Efek konsolidasi PCL akan lebih terlihat jika penjualan ICBP dirinci berdasarkan segmen geografisnya. Berikut ini kinerjanya (dalam Rp miliar):
Dari data tersebut, terlihat bahwa penjualan ICBP di pasar Timur Tengah & Afrika, serta Asia lainnya mencatatkan lonjakan yang sangat tinggi. Kawasan tersebut selama ini merupakan area pemasaran PCL. Akan tetapi, pada saat yang sama penjualan di Indonesia justru turun.
Hingga kini, pangsa pasar terbesar ICBP masih dari dalam negeri.

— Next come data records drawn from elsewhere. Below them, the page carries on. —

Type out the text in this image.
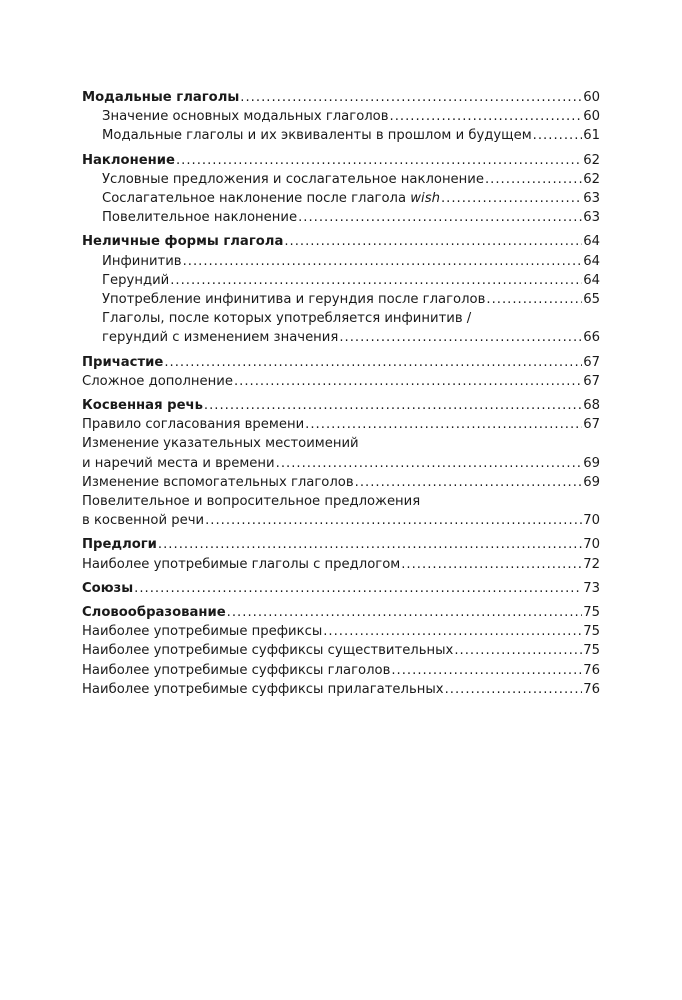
Модальные глаголы .....	60
Значение основных модальных глаголов .....	60
Модальные глаголы и их эквиваленты в прошлом и будущем .....	61
Наклонение .....	62
Условные предложения и сослагательное наклонение .....	62
Сослагательное наклонение после глагола wish .....	63
Повелительное наклонение .....	63
Неличные формы глагола .....	64
Инфинитив .....	64
Герундий .....	64
Употребление инфинитива и герундия после глаголов .....	65
Глаголы, после которых употребляется инфинитив /
герундий с изменением значения .....	66
Причастие .....	67
Сложное дополнение .....	67
Косвенная речь .....	68
Правило согласования времени .....	67
Изменение указательных местоимений
и наречий места и времени .....	69
Изменение вспомогательных глаголов .....	69
Повелительное и вопросительное предложения
в косвенной речи .....	70
Предлоги .....	70
Наиболее употребимые глаголы с предлогом .....	72
Союзы .....	73
Словообразование .....	75
Наиболее употребимые префиксы .....	75
Наиболее употребимые суффиксы существительных .....	75
Наиболее употребимые суффиксы глаголов .....	76
Наиболее употребимые суффиксы прилагательных .....	76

Pemasaran di Indonesia berkontribusi hingga 86% terhadap total penjualan ICBP.
Oleh karena itu, meskipun penjualan di luar negeri mengalami peningkatan drastis, tetapi turunnya penjualan di Indonesia menyebabkan kinerja ICBP secara umum tetap terbatas.

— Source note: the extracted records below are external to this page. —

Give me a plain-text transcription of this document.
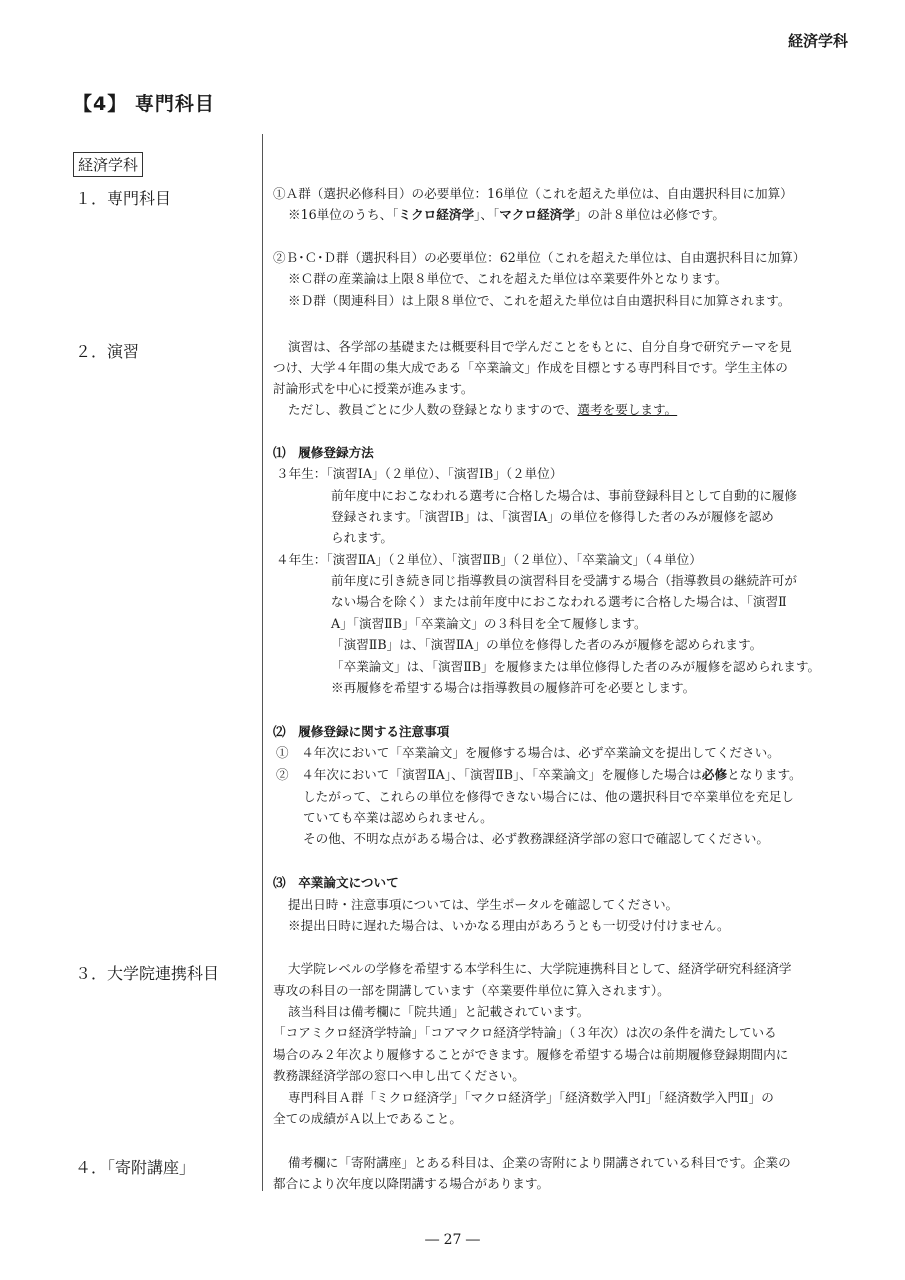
経済学科
【4】 専門科目
経済学科
１．専門科目
２．演習
３．大学院連携科目
４．「寄附講座」
①Ａ群（選択必修科目）の必要単位：16単位（これを超えた単位は、自由選択科目に加算）
※16単位のうち、「ミクロ経済学」、「マクロ経済学」の計８単位は必修です。
②Ｂ･Ｃ･Ｄ群（選択科目）の必要単位：62単位（これを超えた単位は、自由選択科目に加算）
※Ｃ群の産業論は上限８単位で、これを超えた単位は卒業要件外となります。
※Ｄ群（関連科目）は上限８単位で、これを超えた単位は自由選択科目に加算されます。
演習は、各学部の基礎または概要科目で学んだことをもとに、自分自身で研究テーマを見
つけ、大学４年間の集大成である「卒業論文」作成を目標とする専門科目です。学生主体の
討論形式を中心に授業が進みます。
ただし、教員ごとに少人数の登録となりますので、選考を要します。
⑴　履修登録方法
３年生：「演習ⅠA」（２単位）、「演習ⅠB」（２単位）
前年度中におこなわれる選考に合格した場合は、事前登録科目として自動的に履修
登録されます。「演習ⅠB」は、「演習ⅠA」の単位を修得した者のみが履修を認め
られます。
４年生：「演習ⅡA」（２単位）、「演習ⅡB」（２単位）、「卒業論文」（４単位）
前年度に引き続き同じ指導教員の演習科目を受講する場合（指導教員の継続許可が
ない場合を除く）または前年度中におこなわれる選考に合格した場合は、「演習Ⅱ
A」「演習ⅡB」「卒業論文」の３科目を全て履修します。
「演習ⅡB」は、「演習ⅡA」の単位を修得した者のみが履修を認められます。
「卒業論文」は、「演習ⅡB」を履修または単位修得した者のみが履修を認められます。
※再履修を希望する場合は指導教員の履修許可を必要とします。
⑵　履修登録に関する注意事項
①　４年次において「卒業論文」を履修する場合は、必ず卒業論文を提出してください。
②　４年次において「演習ⅡA」、「演習ⅡB」、「卒業論文」を履修した場合は必修となります。
したがって、これらの単位を修得できない場合には、他の選択科目で卒業単位を充足し
ていても卒業は認められません。
その他、不明な点がある場合は、必ず教務課経済学部の窓口で確認してください。
⑶　卒業論文について
提出日時・注意事項については、学生ポータルを確認してください。
※提出日時に遅れた場合は、いかなる理由があろうとも一切受け付けません。
大学院レベルの学修を希望する本学科生に、大学院連携科目として、経済学研究科経済学
専攻の科目の一部を開講しています（卒業要件単位に算入されます）。
該当科目は備考欄に「院共通」と記載されています。
「コアミクロ経済学特論」「コアマクロ経済学特論」（３年次）は次の条件を満たしている
場合のみ２年次より履修することができます。履修を希望する場合は前期履修登録期間内に
教務課経済学部の窓口へ申し出てください。
専門科目Ａ群「ミクロ経済学」「マクロ経済学」「経済数学入門Ⅰ」「経済数学入門Ⅱ」の
全ての成績がＡ以上であること。
備考欄に「寄附講座」とある科目は、企業の寄附により開講されている科目です。企業の
都合により次年度以降閉講する場合があります。
― 27 ―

Meskipun demikian, mengingat konsolidasi baru efektif terjadi dalam sebulan, efek akuisisi PCL terhadap kinerja keuangan ICBP kemungkinan akan lebih jelas terefleksikan pada laporan kinerja keuangan akhir tahun nanti.
Prospek Bisnis ICBP Setelah Akuisisi PCL
ICBP melihat aksi akuisisi terhadap PCL menjadi langkah strategis untuk menjadi pemain bisnis mi instan internasional sebab seluruh jaringan bisnis internasional PCL kini menjadi milik ICBP.
Langkah akuisisi ini akan menguntungkan dalam jangka panjang, sebab pangsa pasar PCL tersebut mencapai lebih dari tiga kali total populasi di Indonesia. Selain itu, pasar tersebut pun terus berkembang dengan pesat.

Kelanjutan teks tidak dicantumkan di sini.